The day that Salman Rushdie was stabbed in Chautauqua, in upstate New York, an openDemocracy piece on India-Pakistan at 75 quoted the novelist.
“The growing likeness,” between India and Pakistan, the piece said, “has struck others, not least Salman Rushdie, whose acclaimed allegorical novel ‘Midnight’s Children’ (1981) centred on India and Pakistan’s inextricably linked fates. At a seminar at Brown University in the US last November, Rushdie noted that in these past seven decades, neither country had fared well.
“I used to think that India had got things right to a degree that Pakistan had not,” said Rushdie. “I find it hard to believe that any more – not because of the improvement of Pakistan, but because of the deterioration of India.”
Mr Rushdie features in almost every story about India. Pakistan, not so much.

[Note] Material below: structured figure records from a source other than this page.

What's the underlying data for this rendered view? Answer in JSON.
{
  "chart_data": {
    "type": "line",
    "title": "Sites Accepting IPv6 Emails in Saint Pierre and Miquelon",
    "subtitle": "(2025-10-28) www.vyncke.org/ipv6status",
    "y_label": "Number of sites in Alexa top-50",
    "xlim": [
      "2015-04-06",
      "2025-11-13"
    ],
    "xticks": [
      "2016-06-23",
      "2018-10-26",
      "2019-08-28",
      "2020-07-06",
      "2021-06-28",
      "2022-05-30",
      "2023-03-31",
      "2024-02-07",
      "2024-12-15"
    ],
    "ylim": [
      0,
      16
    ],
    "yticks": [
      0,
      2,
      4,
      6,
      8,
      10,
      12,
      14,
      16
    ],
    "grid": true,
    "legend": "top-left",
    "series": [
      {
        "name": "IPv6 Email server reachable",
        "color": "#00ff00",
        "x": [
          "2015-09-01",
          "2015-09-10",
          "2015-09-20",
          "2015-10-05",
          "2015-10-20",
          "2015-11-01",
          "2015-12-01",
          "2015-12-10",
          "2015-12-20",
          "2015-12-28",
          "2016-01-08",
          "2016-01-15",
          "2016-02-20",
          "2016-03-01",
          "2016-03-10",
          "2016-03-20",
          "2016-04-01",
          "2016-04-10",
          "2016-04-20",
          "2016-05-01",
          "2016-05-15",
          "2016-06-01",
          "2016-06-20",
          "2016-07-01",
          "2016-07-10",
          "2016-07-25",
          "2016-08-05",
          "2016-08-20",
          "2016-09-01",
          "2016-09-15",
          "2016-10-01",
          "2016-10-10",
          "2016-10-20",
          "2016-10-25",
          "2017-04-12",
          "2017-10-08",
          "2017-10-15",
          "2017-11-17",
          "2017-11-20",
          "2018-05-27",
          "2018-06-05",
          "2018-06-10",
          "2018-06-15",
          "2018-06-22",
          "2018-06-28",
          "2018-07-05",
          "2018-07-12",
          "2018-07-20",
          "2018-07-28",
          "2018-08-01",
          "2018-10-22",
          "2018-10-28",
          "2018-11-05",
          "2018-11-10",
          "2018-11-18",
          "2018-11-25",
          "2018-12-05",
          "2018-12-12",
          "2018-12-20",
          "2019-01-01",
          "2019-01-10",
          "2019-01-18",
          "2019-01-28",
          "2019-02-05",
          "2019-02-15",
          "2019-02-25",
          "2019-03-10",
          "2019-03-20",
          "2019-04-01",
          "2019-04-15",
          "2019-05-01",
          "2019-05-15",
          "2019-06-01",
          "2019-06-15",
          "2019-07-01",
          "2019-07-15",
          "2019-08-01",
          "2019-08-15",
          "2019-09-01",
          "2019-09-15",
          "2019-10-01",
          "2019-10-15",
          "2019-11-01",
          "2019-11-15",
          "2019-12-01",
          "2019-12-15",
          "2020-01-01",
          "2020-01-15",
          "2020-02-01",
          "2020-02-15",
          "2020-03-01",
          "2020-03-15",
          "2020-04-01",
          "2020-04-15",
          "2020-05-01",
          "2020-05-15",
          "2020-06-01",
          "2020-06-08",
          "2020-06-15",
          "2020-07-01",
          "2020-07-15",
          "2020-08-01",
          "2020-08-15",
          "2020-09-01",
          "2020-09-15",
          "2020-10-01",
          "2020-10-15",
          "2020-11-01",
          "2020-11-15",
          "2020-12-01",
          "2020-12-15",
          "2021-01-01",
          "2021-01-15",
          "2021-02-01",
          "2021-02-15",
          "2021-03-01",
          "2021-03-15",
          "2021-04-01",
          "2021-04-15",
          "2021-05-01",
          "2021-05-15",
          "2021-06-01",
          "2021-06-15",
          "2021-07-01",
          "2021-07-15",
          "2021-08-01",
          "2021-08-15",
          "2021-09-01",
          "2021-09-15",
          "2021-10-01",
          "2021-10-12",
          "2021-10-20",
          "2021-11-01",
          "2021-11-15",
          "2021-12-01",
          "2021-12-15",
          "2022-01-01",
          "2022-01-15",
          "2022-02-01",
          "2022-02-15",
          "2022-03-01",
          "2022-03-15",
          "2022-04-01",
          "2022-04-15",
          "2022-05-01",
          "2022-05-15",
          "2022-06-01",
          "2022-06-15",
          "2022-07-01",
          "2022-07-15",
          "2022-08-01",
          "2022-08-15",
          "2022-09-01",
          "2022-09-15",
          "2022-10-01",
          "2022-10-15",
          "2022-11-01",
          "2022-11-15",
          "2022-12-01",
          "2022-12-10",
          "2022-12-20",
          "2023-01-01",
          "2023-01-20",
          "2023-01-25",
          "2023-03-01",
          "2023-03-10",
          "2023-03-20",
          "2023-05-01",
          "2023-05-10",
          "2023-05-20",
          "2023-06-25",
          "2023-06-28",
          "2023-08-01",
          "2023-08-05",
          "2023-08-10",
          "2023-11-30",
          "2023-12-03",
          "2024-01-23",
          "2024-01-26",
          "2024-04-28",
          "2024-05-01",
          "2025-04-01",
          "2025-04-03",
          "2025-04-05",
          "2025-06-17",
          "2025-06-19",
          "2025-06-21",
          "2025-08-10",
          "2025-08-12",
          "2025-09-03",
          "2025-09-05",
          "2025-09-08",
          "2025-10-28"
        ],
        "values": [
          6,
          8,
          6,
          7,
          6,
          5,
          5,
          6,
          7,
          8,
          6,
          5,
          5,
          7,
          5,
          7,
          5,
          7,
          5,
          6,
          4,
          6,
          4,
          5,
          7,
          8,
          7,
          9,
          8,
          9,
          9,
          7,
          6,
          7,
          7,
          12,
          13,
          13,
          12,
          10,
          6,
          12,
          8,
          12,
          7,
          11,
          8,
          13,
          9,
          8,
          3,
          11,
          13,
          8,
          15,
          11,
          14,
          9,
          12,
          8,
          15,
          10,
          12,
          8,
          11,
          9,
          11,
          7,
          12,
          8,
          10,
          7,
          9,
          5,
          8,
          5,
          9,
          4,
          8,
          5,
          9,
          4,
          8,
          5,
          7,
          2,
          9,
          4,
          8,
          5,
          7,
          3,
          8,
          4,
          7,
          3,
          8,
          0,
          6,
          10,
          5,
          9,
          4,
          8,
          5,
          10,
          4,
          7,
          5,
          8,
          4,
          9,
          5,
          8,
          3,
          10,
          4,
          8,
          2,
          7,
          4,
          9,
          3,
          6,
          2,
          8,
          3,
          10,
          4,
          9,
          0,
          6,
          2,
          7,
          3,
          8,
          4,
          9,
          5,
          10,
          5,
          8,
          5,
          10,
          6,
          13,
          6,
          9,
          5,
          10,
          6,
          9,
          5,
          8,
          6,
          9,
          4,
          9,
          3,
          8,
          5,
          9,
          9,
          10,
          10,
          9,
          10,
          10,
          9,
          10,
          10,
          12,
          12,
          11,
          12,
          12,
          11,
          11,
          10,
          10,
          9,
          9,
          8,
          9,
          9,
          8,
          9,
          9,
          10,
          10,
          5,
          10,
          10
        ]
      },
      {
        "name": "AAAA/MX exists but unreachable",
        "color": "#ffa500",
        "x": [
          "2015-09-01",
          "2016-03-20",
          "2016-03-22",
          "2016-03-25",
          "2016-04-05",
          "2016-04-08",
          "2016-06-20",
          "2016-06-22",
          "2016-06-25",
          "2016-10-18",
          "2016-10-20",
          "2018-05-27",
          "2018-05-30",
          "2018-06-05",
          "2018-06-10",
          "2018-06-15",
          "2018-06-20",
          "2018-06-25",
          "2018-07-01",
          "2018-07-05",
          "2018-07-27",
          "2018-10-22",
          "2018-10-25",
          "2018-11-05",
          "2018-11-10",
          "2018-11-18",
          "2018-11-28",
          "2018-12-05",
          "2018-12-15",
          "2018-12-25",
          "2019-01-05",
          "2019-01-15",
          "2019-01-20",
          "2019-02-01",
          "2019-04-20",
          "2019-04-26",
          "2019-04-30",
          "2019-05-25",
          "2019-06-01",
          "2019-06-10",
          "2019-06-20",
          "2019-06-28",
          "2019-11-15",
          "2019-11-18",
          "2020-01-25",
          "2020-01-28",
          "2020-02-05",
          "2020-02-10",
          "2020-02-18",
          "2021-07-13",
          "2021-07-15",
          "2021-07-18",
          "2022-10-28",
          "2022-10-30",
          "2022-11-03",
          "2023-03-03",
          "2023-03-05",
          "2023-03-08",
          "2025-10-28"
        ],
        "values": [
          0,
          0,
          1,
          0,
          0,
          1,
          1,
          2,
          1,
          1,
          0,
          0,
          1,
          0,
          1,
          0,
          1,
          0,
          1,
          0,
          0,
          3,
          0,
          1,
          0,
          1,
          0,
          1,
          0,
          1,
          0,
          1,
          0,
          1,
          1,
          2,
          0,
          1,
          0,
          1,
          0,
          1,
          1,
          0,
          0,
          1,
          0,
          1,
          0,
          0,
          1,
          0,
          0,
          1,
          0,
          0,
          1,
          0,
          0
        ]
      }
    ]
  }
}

One might wonder why. After all, though Mr Rushdie was born in Bombay to parents of Kashmiri ethnicity, after school in England, he went to his immigrant parental home in Pakistan. The senior Rushdies had migrated to the new Muslim homeland.
But in the stories he tells, Mr Rushdie doesn’t seem to appreciate Pakistan that much. It is India that he is fascinated with, it is India that’s in his bones.
As Mr Rushdie wrote in 2021, on the 40th anniversary of his Booker-winning novel ‘Midnight’s Children’: it’s basically a history book “looking for an answer to the great question history asks us, what is the relationship between society and the individual, between the macrocosm and the microcosm? To put it another way: do we make history, or does it make (or unmake) us? Are we the masters or victims of our times?”
One might ask the same question today as Mr Rushdie struggles to overcome the vicious attack on him in upstate New York. As the storyteller goes through the latest chapter in the gripping plotline that is his life, is he the master or victim of our times?